Back when I had it configured in double natted mode, I tried walking around with my mac book. Mac was able to automatically roam from the primary wifi point to the second one. Saw the bssid changed. The switch was seamless. But it didn’t roam as I walk to the third wifi point. I was literally 2 feet away.
So far, I don’t get what I was paying for. And it really sucks when I have no control over the system. I was plugging and unplugging cables like an idiot. I had to modify my network for the product to function. It shouldn’t be this way. If I’m in the US, I’d definitely send them back. At this point I’ve lost the motivation to continue working with this product.
In terms of security, google promises good protection. Not much is disclosed other than having firewall and automatic update. If you trust google then it’s secure. See what the product manager says.
Day 3, I connected the primary to my modem. Lan port of the primary goes to my switch. The 2 wifi points’ wan port connected to the same switch. Why the wan ports? That’s google’s instruction. While everything works now, I’m seeing severe packet loss inside my local network. That was resolved by removing all IPv6 addresses on my machines. I used it only for internal network, no idea how that could have interfered with google wifi.
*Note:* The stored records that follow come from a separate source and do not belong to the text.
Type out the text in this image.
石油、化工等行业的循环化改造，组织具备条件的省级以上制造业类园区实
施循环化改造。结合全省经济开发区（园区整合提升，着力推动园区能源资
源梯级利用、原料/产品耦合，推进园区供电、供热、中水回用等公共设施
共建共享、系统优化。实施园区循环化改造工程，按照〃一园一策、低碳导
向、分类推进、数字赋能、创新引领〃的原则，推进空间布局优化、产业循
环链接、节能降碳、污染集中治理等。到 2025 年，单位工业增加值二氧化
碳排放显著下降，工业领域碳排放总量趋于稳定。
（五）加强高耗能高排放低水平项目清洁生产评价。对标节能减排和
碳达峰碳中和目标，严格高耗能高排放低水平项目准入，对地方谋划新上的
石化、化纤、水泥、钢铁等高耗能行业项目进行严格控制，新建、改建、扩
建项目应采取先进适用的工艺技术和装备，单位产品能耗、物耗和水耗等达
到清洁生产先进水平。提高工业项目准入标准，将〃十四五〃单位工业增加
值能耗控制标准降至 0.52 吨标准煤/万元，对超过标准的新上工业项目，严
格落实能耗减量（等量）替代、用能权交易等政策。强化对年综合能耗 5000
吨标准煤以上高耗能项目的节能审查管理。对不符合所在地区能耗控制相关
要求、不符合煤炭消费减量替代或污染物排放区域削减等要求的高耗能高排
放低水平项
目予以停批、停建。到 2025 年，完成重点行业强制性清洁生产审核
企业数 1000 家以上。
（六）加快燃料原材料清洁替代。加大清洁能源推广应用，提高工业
One of the wifi points failed
A few hours later, the app told me one of the wifi points went offline. Even though it has a white LED on. I factory reset it and tried to add it back to the network. Didn’t work. It was either added as an OnHub device, in NAT mode, or most of the time it just couldn’t be added. I kept resetting the devices and tried again a dozen times. At that point I’m feeling helpless and contacted google support. They asked me to disconnect the working units, and connect the failed one as primary in a test network. Did so and the device worked fine. There is no hardware problem then. Factory reset it, still couldn’t add it to my network.
The ultimate fix was to reset all 3 units, set the problematic unit as primary, and then add the other 2 as slaves. Working well so far. Speed is fine and roaming works ok. Except one of the wifi points is now labelled as “wired wifi point”, while the other is labelled just “wifi point”. I have both wired to the switch for better performance. Cable go into the WAN port as instructed by google. Checked with google support, who insisted that I need a managed switch for things to be properly detected.
Waited for a week for a couple of cheap managed switches from NetGear. I got GS108Ev3. At first, I connected 2 wifi points to one switch, and another one to a second switch. The switches are connected with a straight cable. That made no difference compared to unmanaged switches. Enabled loop protection already. Ultimately, I connected all 3 wifi points to the same switch and everything is solved. The 2 slave wifi points are now properly detected as wired wifi point. And because google wifi finally learned about the wired connections, I’m no longer seeing any packet loss. Most likely the loop is fixed.
Final thoughts
My advice if you’re thinking of getting google wifi
- It won’t bridge to your existing network. You’ll need to use it as your router.
- Try to get it right the first time. Somehow I suspect the config are being sync-ed to google cloud and keep changing it causes problems
- Connect all wifi points, primary and slaves, to the same switch
- It works well. I’d recommend it if you plan to setup a simple wireless environment
- If you are using wireless and wired network together, note the loop detection problems
- If you are an advanced user, you will not find things like static route or snmp monitoring on google wifi
Updates in 2022
So I’ve been using google wifi since 2017. I recently installed managed switches and after a few hours, I started noticing STP loops and ports are being shutdown. Some googling suggests google wifi itself uses STP to prevent loop. When the switches has STP enabled, it may cause problems. The solution so far is to
- Use STP on the switch, not RSTP or MSTP
- Set STP priority on the switch to 4096, which should be lower than the default 32768 on google wifi
If that doesn’t work, try disable STP altogether on the switch. After all, in a small home network, loop is a rare problem and it may be easier to troubleshoot by observation.